In teenage years, pop songs sung in French always seemed sophisticated, they possessed a certain je ne sais quoi which set them apart. It was only in later life, when my French vocabulary had developed beyond two words that I realized that Plastic Bertrand’s 1977 hit Ça plane pour moi was a banal tale of the exploits of a man when he was drunk. The words had a meaning which entirely robbed them of the air of sophistication which I had imagined that they had possessed.

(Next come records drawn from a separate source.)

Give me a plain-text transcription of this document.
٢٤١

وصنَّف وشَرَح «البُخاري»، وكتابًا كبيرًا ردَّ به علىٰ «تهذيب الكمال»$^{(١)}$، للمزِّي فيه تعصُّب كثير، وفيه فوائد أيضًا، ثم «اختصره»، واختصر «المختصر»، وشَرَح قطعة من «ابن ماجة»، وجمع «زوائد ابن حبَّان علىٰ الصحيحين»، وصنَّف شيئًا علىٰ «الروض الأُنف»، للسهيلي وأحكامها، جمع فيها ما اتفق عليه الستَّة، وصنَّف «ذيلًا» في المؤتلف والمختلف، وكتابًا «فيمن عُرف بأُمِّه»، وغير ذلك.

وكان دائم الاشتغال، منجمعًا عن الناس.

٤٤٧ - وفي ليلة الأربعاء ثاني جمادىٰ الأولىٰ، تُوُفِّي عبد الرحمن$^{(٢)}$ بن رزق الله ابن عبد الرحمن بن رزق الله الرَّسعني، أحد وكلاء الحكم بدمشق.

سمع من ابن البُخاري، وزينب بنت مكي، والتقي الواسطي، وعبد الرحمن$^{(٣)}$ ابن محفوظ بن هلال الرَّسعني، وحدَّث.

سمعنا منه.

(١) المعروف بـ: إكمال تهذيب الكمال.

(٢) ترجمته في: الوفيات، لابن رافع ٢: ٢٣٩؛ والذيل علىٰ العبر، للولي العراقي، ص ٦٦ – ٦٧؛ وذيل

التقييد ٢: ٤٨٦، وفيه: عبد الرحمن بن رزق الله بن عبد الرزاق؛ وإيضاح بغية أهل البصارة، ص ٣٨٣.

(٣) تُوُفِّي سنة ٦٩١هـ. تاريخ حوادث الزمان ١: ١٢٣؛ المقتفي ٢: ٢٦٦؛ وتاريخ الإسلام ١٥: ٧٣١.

There were other songs where the words had an obvious meaning, except, when they were put together, it was hard to know what the meaning was. One of the favourite plays on BBC Radio 1’s Old Record Club on Sunday lunchtimes was Procul Harum’s 1967 hit Whiter shade of pale. More than fifty years later, there is no absolute clarity of the meaning of the lyrics:
We skipped the light fandango
Turned cartwheels ‘cross the floor
I was feeling kinda seasick
But the crowd called out for more
The room was humming harder
As the ceiling flew away
The song was written against the background of the 1967, the year of the summer of love and psychedelic music, and Keith Reid, the lyricist suggested the function of the words was to evoke thoughts in the minds of the listeners:
I wasn’t trying to be mysterious with those images, I was trying to be evocative. I suppose it seems like a decadent scene I’m describing. But I was too young to have experienced any decadence, then. I might have been smoking when I conceived it, but not when I wrote. It was influenced by books, not drugs.
Along with words that were banal when not expressed in another language, and words that were expressed in English, but were difficult to understand, there were words that had no meaning in any language.
Thin Lizzy’s 1973 rendition of the Irish traditional song Whiskey in the jar has a refrain that includes the lines:
Musha ring dumb a do dumb a da
Whack for my daddy-o
Whack for my daddy-o
Perhaps it is the sound of words that matters much more than meaning, perhaps it is rhythm and intonation that carry a meaning that cannot be articulated. I once heard a speaker who suggested that a good tune could carry bad words clean past the critical faculty. If sound matters more than meaning, perhaps it is not what we say that matters as much as how we say it.